Who Can Apply:
- Akila Couloumbis was an activist, actor, and director in the City of New York. In 1967 he co-founded The Theatre for the Forgotten (TFTF), a non-profit organization dedicated to enriching the lives of the incarcerated through theater. The Theatre for the Forgotten introduced theatrical arts to inmates, involving them in prison productions and offering employment opportunities after release. TFTF received multiple awards, including a Certificate of Recognition from Mayor John Lindsay in 1969 and a Merit Award presented by Mayor David Dinkins in 1992.

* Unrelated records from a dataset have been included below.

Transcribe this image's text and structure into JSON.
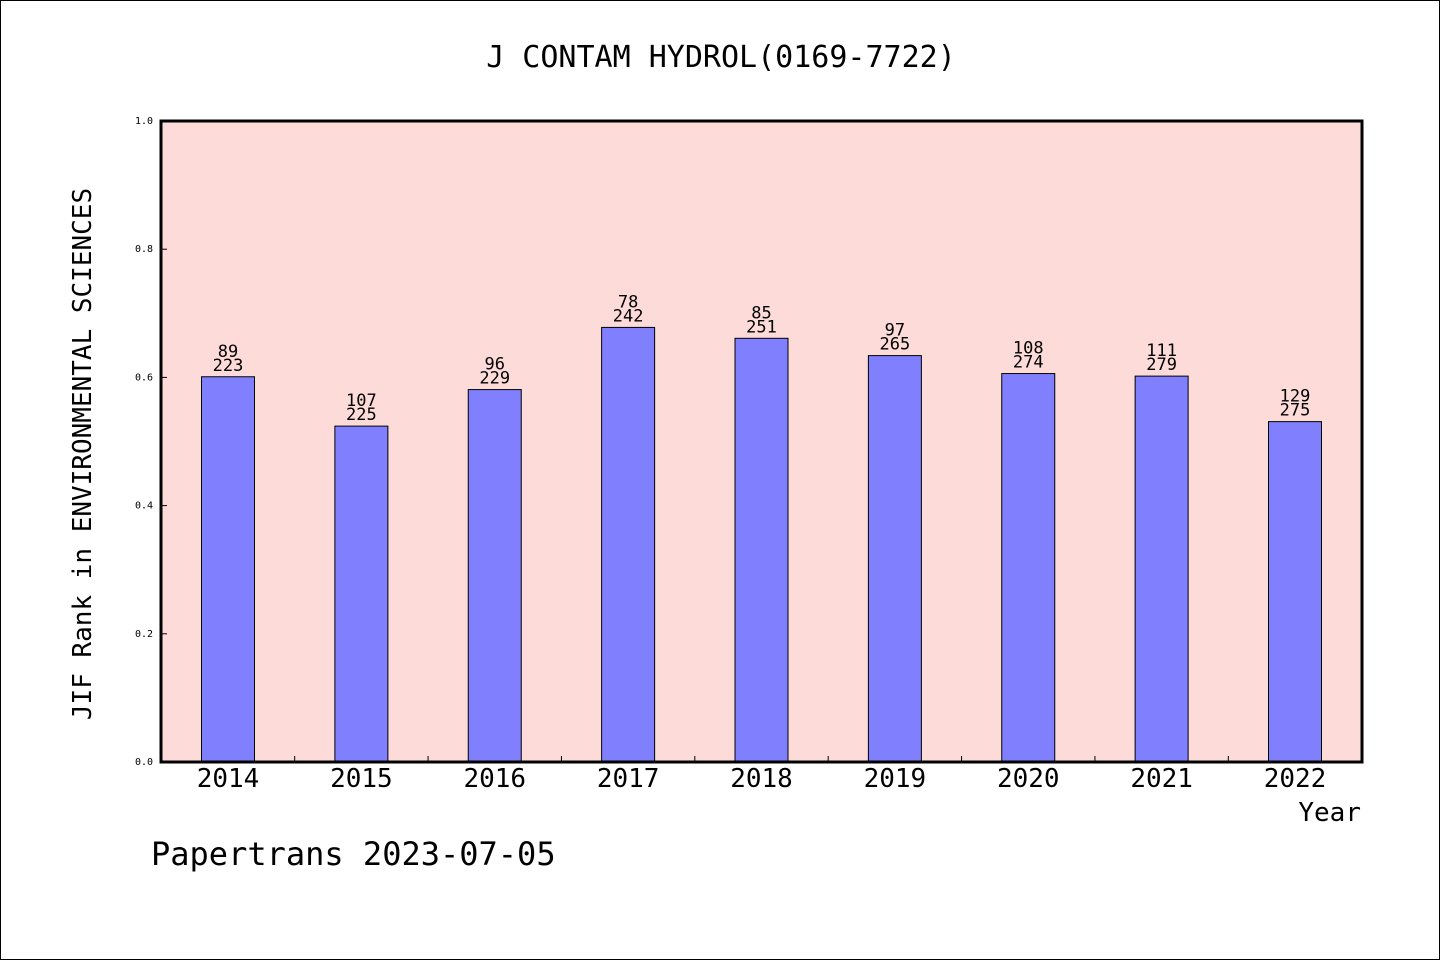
{
  "chart_data": {
    "type": "bar",
    "title": "J CONTAM HYDROL(0169-7722)",
    "xlabel": "Year",
    "ylabel": "JIF Rank in ENVIRONMENTAL SCIENCES",
    "ylim": [
      0.0,
      1.0
    ],
    "yticks": [
      "0.0",
      "0.2",
      "0.4",
      "0.6",
      "0.8",
      "1.0"
    ],
    "ytick_values": [
      0.0,
      0.2,
      0.4,
      0.6,
      0.8,
      1.0
    ],
    "categories": [
      "2014",
      "2015",
      "2016",
      "2017",
      "2018",
      "2019",
      "2020",
      "2021",
      "2022"
    ],
    "values": [
      0.601,
      0.524,
      0.581,
      0.678,
      0.661,
      0.634,
      0.606,
      0.602,
      0.531
    ],
    "rank_labels": [
      "89",
      "107",
      "96",
      "78",
      "85",
      "97",
      "108",
      "111",
      "129"
    ],
    "total_labels": [
      "223",
      "225",
      "229",
      "242",
      "251",
      "265",
      "274",
      "279",
      "275"
    ],
    "grid": false,
    "plot_background": "#fddbd8",
    "bar_color": "#8080ff",
    "bar_edge_color": "#000000"
  },
  "footer": {
    "text": "Papertrans 2023-07-05"
  }
}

- The Akila Couloumbis Memorial Scholarship aims to support research projects and program proposals by graduate students whose work will address high-risk youth, alternatives to incarceration, and/or the development of social and educational programs to alter the life trajectory of the imprisoned. Incarceration is an issue at the intersection of social injustice, economic inequality, and systemic racism/bigotry. Applicants could therefore also be working on research or programs that will influence American policing, improve policy, support re-integration, and reduce recidivism.
- Qualified applicants will include graduate students and recent postgraduates with 3.25 GPA or higher who have or are pursuing advanced degrees (MS, PhD, JD, MBA) in sociology, political science, economics, African American studies, law, political science, forensics, the arts, and other fields relevant to this scholarship.
Submission: To apply, please submit an essay addressing the following:
1. What social issue facing the US most concerns you ?
2. What is necessary to create a system that operates “with liberty and justice for all”?
3. What work do you propose to do and how will it be impactful?
4. What findings or outcomes would be most important and how will you evaluate the success of your research project or program?